I have no idea what to think the Magic Carpet here might remotely have been. Unfortunately they don't show the interior pages of this brochure and the flat ride sites I know don't go back to 1920s rides.
The Hey-Dey has a great name and we saw one mentioned in those old Seabreeze advertisements. It promises that ``excitement and gayety reign supreme'' and this repeat rate of 10 to 25 percent sounds like a lot, but also a bit of a range?
But the pictures don't give a lot of direction about what the ride just was. I think it seems to be something like a Tilt-a-Whirl? This is why we need a Roller Coaster Tycoon: Turtles in Time edition. There's so many amusement park rides of a century ago we just don't imagine anymore.
Sign at the museum that explains The Master Carvers, part of a series explaining the relative positions and roles of people carving horses in the Golden Age of Carousels.
A picture of their carousel kangaroo. Seems like a natural, right? But you never see them. Probably because they're standers and you can't ride in the pouch.

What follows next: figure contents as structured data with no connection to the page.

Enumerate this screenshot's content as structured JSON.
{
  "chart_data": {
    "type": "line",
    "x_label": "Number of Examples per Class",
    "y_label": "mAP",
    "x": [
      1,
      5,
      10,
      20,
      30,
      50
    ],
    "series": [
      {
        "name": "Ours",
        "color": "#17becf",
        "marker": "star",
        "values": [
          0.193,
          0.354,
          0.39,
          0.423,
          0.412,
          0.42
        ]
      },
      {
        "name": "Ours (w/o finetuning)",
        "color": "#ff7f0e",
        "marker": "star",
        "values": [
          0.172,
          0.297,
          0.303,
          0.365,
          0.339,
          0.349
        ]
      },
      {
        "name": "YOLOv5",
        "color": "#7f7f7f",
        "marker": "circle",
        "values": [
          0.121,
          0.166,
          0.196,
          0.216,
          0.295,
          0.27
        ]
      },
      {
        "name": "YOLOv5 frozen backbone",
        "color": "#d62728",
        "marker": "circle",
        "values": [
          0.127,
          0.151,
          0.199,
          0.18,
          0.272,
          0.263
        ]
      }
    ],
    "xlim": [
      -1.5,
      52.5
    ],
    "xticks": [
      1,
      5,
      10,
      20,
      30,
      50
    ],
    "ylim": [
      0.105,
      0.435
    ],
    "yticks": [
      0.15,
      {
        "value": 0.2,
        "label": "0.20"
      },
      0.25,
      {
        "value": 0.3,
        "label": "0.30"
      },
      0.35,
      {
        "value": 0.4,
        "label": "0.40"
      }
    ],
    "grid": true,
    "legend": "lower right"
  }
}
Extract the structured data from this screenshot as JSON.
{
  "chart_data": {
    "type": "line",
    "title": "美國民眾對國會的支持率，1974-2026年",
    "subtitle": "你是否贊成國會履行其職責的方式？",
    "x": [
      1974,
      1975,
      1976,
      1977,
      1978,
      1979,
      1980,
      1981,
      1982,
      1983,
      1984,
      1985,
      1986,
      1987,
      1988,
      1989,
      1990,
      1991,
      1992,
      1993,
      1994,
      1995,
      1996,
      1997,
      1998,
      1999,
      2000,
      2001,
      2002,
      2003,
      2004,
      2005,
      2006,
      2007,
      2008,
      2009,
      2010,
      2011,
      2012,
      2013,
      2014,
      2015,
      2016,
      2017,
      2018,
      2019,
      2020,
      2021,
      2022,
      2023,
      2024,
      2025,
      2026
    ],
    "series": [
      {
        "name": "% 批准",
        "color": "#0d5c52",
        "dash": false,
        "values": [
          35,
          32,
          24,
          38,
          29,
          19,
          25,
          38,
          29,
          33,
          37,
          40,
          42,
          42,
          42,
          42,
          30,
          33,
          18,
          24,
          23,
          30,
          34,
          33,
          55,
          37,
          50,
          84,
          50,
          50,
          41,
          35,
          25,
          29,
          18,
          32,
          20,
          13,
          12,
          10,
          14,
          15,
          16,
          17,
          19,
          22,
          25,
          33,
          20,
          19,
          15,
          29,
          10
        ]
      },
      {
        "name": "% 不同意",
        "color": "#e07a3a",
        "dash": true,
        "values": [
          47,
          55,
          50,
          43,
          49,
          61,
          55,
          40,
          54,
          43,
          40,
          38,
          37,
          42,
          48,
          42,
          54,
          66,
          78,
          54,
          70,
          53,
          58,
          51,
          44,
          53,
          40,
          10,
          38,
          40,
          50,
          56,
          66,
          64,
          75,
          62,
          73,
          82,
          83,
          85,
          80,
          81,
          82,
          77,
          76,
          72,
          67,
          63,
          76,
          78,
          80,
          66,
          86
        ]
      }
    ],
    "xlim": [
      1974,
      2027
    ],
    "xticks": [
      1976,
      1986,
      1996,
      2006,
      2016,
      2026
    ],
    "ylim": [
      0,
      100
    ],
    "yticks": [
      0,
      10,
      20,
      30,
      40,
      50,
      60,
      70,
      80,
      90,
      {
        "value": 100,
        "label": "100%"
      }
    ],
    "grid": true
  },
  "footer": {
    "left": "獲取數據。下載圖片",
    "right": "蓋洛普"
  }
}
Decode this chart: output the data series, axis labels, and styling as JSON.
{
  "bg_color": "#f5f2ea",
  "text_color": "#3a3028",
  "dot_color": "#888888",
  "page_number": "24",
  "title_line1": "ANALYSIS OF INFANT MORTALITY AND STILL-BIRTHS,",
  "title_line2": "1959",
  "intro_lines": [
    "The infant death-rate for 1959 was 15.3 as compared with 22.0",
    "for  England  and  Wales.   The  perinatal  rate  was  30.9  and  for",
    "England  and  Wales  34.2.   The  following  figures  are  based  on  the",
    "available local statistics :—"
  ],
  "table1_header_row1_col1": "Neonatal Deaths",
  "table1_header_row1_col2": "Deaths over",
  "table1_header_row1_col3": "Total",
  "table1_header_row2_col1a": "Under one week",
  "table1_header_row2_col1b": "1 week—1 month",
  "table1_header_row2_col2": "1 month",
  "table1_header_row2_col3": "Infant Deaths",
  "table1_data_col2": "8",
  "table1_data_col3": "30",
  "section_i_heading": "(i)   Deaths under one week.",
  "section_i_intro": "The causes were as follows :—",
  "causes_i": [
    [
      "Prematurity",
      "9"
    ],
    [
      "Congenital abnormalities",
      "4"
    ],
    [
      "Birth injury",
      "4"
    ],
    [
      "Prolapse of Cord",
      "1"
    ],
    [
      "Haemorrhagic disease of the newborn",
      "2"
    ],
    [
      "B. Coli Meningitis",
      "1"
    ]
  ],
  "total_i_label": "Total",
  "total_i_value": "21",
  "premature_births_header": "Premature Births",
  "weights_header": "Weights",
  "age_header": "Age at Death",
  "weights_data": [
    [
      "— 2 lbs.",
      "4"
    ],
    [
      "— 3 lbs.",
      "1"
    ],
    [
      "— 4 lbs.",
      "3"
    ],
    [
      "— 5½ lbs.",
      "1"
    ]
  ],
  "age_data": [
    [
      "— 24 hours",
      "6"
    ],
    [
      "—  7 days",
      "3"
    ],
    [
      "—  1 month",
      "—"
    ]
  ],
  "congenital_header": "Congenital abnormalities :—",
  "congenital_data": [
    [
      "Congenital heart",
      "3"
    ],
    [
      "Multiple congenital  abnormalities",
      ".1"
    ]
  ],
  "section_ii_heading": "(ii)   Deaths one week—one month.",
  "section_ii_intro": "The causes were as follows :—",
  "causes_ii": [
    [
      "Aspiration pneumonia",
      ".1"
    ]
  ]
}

Museum sign explaining the importance of glue. ... Although yeah, it turns out glue was really important and for many purposes better than nails or screws would have been.
The factory had, when it became a historical site, essentially none of the tools that it had when it was a working building. I think just the paint can sealer was left. But they got tools of the kinds used at the factory and, for a couple cases, actual tools.
Ghost worker here in the scrolls for the band organs.
An example of the master scroll for a band organ's program.
More samples of a music scroll-to-be. And, yeah, that sheet music is for The Merry-Go-Round Broke down. The other sheet is the ``Birthday Theme'', Happy Birthday To You (and credited ``Traditional''), with ``Waves of the Danube (Anniversary Theme)'', Jan Ivanovici, beneath it.
I think the thing on the left is the pins that record a whole song's player-piano performance, as part of turning this into a music scroll.
Stairway to nowhere. Well, it probably was a supervisor's office or something back in the day. You can see the start of its Authorized Persons Only sign.
Trivia: The first cartoon with Mighty Mouse under that name, rather than Super Mouse, was The Wreck of the Hesperus, released the 11th of February, 1944. Source: Terry Toons: The Story of Paul Terry and his Classic Cartoon Factory, W Gerald Hamonic.
Currently Reading: Computers Take Flight: A History of NASA's Pioneering Digital Fly-By-Wire Project, James E Tomayko.